Your questions on pensions and taxes

In the wake of new legislation on pension taxation, one Investors Chronicle reader was left confused by about who he could can pass pensions on to and another wants clarity on annuity taxation.
January 30, 2015

We recently published an article explaining the new rules concerning death tax on inherited pensions from April 2015. The changes mean that when a pensioner dies after 75, beneficiaries drawing down lump sums or an income from the pension will have to pay income tax on both but not the 55 per cent death tax which previously applied to the lump sum.

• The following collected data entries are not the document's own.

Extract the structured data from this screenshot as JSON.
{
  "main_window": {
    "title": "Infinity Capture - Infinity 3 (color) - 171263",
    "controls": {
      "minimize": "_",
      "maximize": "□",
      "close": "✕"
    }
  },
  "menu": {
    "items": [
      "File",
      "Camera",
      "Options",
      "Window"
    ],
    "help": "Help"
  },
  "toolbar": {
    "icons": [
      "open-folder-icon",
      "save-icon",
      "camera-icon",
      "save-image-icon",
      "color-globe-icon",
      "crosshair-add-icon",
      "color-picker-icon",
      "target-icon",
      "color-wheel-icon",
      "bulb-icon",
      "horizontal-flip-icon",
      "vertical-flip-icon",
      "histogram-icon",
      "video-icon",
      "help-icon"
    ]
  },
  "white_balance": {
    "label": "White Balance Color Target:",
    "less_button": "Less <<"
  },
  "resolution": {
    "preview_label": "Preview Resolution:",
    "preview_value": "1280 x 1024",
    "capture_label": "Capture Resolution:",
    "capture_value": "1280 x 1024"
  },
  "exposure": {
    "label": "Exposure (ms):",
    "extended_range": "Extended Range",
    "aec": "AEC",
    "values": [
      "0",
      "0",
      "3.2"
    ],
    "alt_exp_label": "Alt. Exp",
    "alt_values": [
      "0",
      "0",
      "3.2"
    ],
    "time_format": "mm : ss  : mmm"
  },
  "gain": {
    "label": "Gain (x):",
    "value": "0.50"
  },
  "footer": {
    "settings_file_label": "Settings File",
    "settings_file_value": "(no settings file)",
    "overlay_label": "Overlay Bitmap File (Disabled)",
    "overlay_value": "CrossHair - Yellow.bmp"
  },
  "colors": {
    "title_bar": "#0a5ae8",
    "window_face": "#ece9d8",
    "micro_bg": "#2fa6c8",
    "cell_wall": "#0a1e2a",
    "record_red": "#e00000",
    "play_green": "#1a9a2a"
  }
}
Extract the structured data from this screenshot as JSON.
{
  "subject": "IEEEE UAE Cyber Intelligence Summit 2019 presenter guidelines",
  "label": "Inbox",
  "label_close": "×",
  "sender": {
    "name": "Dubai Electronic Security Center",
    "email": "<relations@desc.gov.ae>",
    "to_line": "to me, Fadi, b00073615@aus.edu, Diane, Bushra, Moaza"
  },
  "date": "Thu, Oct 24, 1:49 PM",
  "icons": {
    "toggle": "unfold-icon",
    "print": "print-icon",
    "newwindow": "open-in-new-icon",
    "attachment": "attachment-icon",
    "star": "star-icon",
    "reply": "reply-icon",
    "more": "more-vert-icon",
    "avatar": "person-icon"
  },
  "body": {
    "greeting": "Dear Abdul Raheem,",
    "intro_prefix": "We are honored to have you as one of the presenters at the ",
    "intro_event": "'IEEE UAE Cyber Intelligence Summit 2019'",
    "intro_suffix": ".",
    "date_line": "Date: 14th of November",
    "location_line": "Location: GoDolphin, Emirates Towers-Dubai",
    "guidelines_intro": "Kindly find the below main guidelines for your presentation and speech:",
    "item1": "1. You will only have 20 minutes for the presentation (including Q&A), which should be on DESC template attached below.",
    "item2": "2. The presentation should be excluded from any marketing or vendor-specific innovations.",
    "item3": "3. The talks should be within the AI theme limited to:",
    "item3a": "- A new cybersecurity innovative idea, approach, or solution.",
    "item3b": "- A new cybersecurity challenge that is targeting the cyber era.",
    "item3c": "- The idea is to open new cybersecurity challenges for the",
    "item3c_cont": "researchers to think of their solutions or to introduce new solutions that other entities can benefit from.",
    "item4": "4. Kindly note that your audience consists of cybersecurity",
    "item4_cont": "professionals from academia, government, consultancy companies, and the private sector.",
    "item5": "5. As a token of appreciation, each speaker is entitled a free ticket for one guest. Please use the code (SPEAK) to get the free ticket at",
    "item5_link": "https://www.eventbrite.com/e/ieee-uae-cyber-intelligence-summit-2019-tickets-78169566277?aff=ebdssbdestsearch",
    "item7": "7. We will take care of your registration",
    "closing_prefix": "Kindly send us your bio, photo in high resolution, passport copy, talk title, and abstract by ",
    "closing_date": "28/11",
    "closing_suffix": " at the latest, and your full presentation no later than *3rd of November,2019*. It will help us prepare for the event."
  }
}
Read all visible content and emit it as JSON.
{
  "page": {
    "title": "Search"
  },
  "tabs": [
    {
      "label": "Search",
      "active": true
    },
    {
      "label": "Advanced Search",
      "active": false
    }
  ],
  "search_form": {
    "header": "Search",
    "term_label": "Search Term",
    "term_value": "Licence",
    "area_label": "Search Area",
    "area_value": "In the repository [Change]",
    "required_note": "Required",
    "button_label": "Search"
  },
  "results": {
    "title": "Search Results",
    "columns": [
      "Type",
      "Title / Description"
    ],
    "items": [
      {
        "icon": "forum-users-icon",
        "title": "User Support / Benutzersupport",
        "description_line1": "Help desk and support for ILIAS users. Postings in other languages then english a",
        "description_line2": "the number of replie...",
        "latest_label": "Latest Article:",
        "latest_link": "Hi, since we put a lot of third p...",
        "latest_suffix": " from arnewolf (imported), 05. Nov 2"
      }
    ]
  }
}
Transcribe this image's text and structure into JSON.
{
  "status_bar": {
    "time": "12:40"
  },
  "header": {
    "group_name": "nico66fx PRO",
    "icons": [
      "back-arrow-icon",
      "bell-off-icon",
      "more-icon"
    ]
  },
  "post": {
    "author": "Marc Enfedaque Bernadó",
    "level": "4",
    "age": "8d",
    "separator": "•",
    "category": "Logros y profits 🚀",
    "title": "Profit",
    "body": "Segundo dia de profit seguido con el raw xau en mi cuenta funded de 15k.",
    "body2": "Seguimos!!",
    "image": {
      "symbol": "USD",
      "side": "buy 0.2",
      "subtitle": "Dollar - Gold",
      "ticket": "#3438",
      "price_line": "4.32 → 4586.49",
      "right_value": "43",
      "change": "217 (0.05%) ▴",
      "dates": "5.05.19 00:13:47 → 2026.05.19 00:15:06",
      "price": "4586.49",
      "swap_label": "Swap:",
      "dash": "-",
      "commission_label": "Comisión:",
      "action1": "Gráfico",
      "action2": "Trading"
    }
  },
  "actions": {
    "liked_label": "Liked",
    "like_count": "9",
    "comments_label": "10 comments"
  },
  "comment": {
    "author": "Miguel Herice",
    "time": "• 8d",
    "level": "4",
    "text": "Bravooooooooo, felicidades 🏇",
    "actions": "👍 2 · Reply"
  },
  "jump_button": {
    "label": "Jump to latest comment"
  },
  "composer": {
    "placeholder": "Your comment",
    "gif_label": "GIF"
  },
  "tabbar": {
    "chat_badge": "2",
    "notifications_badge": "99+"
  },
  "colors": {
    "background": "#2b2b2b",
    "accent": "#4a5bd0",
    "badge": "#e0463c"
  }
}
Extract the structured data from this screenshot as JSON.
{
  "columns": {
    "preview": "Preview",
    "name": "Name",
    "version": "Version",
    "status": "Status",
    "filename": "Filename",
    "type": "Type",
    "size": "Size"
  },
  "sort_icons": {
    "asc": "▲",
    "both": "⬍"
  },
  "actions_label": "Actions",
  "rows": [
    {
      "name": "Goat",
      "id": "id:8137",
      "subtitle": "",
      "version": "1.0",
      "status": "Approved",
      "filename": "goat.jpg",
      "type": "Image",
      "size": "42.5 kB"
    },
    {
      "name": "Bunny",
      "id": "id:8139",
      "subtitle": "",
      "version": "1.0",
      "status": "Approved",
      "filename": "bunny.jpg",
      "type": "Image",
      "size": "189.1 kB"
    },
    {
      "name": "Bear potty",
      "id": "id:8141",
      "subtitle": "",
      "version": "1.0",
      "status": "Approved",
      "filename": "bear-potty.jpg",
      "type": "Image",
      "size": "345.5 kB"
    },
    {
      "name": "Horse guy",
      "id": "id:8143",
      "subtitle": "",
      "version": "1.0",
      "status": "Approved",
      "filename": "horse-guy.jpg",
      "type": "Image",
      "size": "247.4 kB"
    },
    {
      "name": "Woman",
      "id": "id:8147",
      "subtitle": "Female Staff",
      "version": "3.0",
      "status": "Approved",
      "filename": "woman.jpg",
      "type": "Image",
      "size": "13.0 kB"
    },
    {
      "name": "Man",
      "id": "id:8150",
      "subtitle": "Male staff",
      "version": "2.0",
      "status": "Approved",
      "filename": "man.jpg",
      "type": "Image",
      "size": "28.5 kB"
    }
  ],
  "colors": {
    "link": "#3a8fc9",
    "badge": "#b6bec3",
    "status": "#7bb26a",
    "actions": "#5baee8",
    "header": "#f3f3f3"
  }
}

However, IC reader Jeremy Prescott is still confused. "I am fed up with seeing that 'Old Rules/New Rules' table, accompanied by discussions that never explain the detail of the new rules. If something looks too good to be true, it probably is," he says.

 

Are there restrictions on beneficiaries?

Mr Prescott wants to know whether there are restrictions on who he can count as a beneficiary. He asks: "Can the beneficiary be anyone, for example my granddaughter, or does it have to be someone who would naturally benefit from a pension, for example a spouse or a dependant relative such as a child under 18 or in education?"

A Treasury spokesperson says: "Under both the current and old system, on the death of an individual aged 75 or over, a lump sum death benefit can be paid to any beneficiary, not just a dependant."

The change comes when drawing down money gradually. The Treasury spokesperson explains: "Currently, if someone dies 75 or over, only a dependant is able to use the drawdown to take the money gradually, paying tax at their marginal rate. The changes will mean any beneficiary will be able to draw down, paying tax at their marginal rate."

“You nominate a beneficiary when you set the plan up and that can be anyone,” says Laith Khalaf, senior analyst at Hargreaves Lansdown. “If you die when the plan is open then the trustees ultimately have discretionary control over who it’s paid to but they will go by who you have nominated,” he says.

 

Will the income or lump sum counted as income for tax purposes?

According to the new rules, beneficiaries will be taxed at their marginal income tax rate if they draw down a lump sum or income from an inherited pension. "But will their tax rate be calculated before or after inheriting the money?" asks Mr Prescott.

The good news is the inherited pension sum will not count towards income until your beneficiary starts drawing money down from it. However, after that point, drawing down a large lump sum or income could potentially push them into a higher tax bracket.

For example, if you passed down a £200,000 pension pot, it would not affect your beneficiaries' tax liabilities as long as they did not draw anything from the scheme in that tax year. However, if your beneficiary, for example, on an income of £40,000 drew £10,000 down either as a lump sum or income he or she would be pushed from the basic rate 20 per cent tax band into the higher-rate 40 per cent tax band and will have to pay income tax accordingly. In the 2014/15 tax year, most people start paying higher rate tax on income over £41,865.

Patrick Murphy, the managing partner of Zen Wealth says: “If you were a basic-rate taxpayer before drawing anything but drawing an income or lump sum moved you into a higher rate, then some would be taxed at basic rate and some at higher rate."